Die vierte Möglichkeit ist der Verhandlungsweg. Wir suchen die Gründe, aus denen Nordkorea momentan offenbar ein Interesse am Atomprogramm hat, und bieten beiderseits akzeptable Alternativen an. Das hört sich vernünftig an, doch gab es solche Abkommen schon, und sie wurden nicht eingehalten. Es gibt verschiedene Meinungen, wer zuerst seine Versprechen gebrochen hat, aber das ändert am Ergebnis nicht viel.
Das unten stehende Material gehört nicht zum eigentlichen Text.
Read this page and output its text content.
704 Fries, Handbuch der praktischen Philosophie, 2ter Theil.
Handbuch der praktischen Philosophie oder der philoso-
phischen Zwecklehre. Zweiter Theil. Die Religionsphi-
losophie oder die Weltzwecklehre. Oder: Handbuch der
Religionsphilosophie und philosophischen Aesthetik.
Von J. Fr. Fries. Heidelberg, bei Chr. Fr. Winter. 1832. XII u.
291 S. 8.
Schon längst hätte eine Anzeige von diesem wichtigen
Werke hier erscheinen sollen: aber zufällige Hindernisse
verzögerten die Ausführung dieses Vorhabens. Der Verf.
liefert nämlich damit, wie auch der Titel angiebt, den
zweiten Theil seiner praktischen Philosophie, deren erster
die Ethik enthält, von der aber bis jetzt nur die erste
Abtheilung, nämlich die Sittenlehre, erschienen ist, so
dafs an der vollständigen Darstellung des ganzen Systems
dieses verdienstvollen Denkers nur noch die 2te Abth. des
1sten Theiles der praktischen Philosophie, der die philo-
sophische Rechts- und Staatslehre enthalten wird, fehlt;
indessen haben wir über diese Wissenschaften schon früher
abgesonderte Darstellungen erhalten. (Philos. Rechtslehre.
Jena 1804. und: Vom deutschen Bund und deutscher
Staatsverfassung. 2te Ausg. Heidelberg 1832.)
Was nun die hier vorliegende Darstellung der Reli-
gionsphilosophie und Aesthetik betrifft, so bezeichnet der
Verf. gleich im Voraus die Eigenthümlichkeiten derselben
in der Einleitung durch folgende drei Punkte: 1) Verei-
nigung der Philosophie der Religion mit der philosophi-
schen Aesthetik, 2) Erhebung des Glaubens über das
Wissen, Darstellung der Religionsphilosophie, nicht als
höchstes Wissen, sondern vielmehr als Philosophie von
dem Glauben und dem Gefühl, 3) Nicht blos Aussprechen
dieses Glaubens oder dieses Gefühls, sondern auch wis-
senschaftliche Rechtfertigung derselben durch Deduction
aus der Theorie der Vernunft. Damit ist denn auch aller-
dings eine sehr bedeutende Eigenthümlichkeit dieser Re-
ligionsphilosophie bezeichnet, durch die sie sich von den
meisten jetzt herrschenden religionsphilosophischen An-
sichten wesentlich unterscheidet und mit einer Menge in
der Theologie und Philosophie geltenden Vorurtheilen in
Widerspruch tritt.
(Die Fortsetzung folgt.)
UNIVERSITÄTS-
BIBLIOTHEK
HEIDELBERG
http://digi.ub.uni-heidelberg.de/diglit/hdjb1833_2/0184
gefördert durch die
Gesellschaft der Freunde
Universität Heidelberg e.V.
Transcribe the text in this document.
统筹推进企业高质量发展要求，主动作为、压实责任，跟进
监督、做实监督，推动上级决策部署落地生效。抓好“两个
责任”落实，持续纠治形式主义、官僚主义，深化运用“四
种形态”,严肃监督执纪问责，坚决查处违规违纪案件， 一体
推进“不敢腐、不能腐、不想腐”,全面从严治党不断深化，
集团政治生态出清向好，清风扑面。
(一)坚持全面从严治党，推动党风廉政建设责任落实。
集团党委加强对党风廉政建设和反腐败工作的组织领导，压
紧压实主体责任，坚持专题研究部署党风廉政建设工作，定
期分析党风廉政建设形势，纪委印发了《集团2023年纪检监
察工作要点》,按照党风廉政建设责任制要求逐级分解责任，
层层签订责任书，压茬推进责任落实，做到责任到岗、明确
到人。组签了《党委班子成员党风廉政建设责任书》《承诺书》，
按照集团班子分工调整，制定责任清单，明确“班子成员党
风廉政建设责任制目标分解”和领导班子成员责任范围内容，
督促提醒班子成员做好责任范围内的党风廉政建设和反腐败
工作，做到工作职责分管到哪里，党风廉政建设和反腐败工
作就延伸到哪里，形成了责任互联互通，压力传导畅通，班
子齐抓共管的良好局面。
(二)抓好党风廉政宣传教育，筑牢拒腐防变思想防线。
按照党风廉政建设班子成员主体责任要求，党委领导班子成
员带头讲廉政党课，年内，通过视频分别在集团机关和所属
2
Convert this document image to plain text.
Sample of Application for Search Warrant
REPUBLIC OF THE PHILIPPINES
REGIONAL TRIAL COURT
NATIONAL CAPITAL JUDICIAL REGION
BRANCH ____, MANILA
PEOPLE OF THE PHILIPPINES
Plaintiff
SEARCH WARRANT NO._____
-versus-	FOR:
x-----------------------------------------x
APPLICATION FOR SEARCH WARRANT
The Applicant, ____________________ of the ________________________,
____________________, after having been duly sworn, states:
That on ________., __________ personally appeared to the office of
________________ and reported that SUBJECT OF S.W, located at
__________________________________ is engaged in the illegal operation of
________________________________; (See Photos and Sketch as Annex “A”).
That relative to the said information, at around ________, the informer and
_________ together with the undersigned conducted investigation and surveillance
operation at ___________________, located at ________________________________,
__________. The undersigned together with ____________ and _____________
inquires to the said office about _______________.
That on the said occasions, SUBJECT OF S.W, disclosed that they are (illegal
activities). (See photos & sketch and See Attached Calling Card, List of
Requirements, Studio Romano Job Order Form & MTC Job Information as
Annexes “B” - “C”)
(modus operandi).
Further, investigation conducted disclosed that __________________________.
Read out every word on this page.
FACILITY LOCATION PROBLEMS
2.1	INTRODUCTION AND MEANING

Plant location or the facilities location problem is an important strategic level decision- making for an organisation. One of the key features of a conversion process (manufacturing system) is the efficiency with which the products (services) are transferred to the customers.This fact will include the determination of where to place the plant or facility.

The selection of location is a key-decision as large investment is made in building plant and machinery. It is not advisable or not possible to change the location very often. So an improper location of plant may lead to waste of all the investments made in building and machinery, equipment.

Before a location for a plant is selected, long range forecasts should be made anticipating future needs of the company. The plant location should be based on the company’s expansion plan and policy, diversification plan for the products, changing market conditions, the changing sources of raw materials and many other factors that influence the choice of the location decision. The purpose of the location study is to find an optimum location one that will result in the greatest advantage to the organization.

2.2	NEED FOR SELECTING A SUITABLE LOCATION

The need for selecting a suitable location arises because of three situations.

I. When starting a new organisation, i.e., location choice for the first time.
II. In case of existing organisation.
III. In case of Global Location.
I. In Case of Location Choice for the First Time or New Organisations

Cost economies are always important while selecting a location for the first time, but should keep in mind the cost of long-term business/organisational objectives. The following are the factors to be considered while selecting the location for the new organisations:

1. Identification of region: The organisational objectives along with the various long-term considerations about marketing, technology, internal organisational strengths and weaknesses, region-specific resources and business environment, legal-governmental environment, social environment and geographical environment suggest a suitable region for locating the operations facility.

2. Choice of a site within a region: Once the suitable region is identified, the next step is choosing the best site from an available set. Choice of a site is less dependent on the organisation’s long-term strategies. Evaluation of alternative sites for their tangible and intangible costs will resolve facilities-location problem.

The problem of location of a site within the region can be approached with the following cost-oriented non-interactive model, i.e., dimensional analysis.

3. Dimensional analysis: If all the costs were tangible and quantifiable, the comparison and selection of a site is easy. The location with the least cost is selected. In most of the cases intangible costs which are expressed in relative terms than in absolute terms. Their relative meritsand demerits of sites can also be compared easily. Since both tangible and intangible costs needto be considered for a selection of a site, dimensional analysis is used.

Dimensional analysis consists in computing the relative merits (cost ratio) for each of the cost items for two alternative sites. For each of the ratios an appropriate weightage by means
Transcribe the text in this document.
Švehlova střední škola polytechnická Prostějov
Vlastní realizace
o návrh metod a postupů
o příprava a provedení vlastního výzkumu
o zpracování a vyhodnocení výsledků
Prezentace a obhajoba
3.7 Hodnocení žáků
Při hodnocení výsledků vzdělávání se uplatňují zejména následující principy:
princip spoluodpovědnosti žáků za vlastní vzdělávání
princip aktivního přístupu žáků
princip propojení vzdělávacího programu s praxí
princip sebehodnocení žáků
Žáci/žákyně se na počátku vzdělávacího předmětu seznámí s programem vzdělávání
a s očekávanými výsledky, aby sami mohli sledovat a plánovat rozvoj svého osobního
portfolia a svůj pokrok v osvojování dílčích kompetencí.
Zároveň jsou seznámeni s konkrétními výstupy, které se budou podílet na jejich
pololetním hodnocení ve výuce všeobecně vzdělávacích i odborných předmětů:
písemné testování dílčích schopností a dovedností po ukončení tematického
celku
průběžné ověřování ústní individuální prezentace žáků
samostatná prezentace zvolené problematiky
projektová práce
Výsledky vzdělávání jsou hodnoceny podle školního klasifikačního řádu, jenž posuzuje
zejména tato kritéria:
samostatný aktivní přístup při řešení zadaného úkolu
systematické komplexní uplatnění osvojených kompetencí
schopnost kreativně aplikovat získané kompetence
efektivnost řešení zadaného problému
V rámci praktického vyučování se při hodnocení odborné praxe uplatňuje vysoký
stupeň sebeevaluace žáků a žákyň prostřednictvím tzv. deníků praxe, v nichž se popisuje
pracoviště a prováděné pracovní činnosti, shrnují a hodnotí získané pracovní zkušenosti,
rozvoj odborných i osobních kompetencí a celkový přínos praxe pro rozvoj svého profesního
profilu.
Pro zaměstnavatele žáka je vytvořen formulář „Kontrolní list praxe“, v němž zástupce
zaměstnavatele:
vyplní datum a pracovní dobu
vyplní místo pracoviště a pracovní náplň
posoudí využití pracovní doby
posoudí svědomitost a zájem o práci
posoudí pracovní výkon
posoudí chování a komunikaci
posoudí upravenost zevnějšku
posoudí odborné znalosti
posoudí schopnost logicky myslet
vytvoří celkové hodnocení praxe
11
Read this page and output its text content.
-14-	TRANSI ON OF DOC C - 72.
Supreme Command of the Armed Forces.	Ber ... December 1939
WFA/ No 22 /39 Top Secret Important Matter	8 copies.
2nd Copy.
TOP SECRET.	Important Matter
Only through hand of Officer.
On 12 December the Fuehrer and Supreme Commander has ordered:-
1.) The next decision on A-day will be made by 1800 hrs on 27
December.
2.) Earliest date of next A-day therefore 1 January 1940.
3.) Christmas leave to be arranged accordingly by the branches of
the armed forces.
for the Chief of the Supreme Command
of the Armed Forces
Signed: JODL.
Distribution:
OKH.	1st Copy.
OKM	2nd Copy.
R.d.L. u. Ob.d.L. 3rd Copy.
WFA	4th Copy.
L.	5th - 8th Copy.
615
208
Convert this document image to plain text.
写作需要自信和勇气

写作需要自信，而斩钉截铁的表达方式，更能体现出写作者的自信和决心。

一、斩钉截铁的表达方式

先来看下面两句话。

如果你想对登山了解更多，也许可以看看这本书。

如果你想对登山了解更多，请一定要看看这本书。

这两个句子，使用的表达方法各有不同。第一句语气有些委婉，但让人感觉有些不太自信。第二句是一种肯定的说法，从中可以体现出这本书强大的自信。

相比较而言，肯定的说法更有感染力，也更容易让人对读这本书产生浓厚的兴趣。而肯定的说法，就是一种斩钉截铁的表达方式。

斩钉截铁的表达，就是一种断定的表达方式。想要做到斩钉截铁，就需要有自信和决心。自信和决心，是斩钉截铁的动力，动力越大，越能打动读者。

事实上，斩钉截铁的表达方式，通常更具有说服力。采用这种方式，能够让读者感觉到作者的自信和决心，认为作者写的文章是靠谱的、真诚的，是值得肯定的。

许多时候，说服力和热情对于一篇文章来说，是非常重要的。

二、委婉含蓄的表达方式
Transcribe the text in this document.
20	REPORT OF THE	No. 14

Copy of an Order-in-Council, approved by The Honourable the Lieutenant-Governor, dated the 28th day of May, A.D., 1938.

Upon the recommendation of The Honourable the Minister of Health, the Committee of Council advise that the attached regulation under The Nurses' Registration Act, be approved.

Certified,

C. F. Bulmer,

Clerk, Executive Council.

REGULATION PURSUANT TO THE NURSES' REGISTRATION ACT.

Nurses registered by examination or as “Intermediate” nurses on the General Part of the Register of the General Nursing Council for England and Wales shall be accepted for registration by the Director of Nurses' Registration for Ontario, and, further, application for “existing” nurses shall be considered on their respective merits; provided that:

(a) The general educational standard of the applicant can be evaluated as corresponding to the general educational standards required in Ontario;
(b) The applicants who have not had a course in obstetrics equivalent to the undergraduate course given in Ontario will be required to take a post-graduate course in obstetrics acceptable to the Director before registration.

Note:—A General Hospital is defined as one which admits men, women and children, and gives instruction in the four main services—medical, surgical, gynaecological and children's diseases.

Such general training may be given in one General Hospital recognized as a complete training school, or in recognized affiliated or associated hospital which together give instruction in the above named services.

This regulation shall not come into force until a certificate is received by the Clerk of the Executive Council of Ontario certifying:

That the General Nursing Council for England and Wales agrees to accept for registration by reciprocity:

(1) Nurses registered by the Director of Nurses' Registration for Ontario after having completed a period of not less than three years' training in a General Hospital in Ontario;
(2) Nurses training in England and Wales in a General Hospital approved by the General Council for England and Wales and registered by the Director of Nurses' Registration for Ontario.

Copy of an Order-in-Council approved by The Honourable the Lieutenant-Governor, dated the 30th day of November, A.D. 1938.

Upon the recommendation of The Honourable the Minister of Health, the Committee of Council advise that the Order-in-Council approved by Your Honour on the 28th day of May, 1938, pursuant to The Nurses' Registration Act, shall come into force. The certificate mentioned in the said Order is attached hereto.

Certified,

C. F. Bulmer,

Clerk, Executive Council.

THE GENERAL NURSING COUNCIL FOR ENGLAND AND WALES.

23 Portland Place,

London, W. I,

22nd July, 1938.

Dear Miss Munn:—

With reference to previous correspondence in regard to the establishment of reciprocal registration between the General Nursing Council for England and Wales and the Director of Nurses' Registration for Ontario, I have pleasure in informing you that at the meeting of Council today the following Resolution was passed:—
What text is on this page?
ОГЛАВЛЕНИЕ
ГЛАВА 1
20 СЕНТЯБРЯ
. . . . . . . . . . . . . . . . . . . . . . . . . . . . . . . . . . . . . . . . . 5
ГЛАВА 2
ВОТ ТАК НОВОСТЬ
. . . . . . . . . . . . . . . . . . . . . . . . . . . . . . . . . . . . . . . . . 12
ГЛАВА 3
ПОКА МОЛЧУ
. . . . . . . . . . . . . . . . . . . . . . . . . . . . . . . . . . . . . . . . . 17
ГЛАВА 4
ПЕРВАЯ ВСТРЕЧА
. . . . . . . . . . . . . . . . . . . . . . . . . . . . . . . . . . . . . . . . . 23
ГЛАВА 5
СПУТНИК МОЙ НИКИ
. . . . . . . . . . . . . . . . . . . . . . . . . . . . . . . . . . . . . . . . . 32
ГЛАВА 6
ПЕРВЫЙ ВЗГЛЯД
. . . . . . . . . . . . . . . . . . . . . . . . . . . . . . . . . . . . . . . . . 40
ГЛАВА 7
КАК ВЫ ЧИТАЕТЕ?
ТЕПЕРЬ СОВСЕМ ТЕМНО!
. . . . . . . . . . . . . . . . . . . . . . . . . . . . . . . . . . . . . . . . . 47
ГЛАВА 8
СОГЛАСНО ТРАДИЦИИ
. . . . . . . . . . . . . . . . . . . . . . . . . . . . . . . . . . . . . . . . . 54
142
Eine langfristige Option ist die Unterstützung des friedlichen Wandels in Nordkorea, so wie sich dieser auch schon in China oder Vietnam vollzogen hat. Nordkorea befindet sich bereits seit gut 15 Jahren in einer solchen Transformation. Es gibt einen wachsenden Mittelstand, der Staat verteilt nicht mehr alles, die Marktwirtschaft und der Individualismus halten Einzug. Sogar Kim Jong-un selbst beklagt das immer wieder. Das Problem ist, dass so ein Prozess dauert und noch dazu mit einer Stärkung der Wirtschaft und des Systems einhergeht – für viele völlig inakzeptabel.

Jetzt ist die einmalige Gelegenheit, es mit Kooperation statt Konfrontation zu versuchen.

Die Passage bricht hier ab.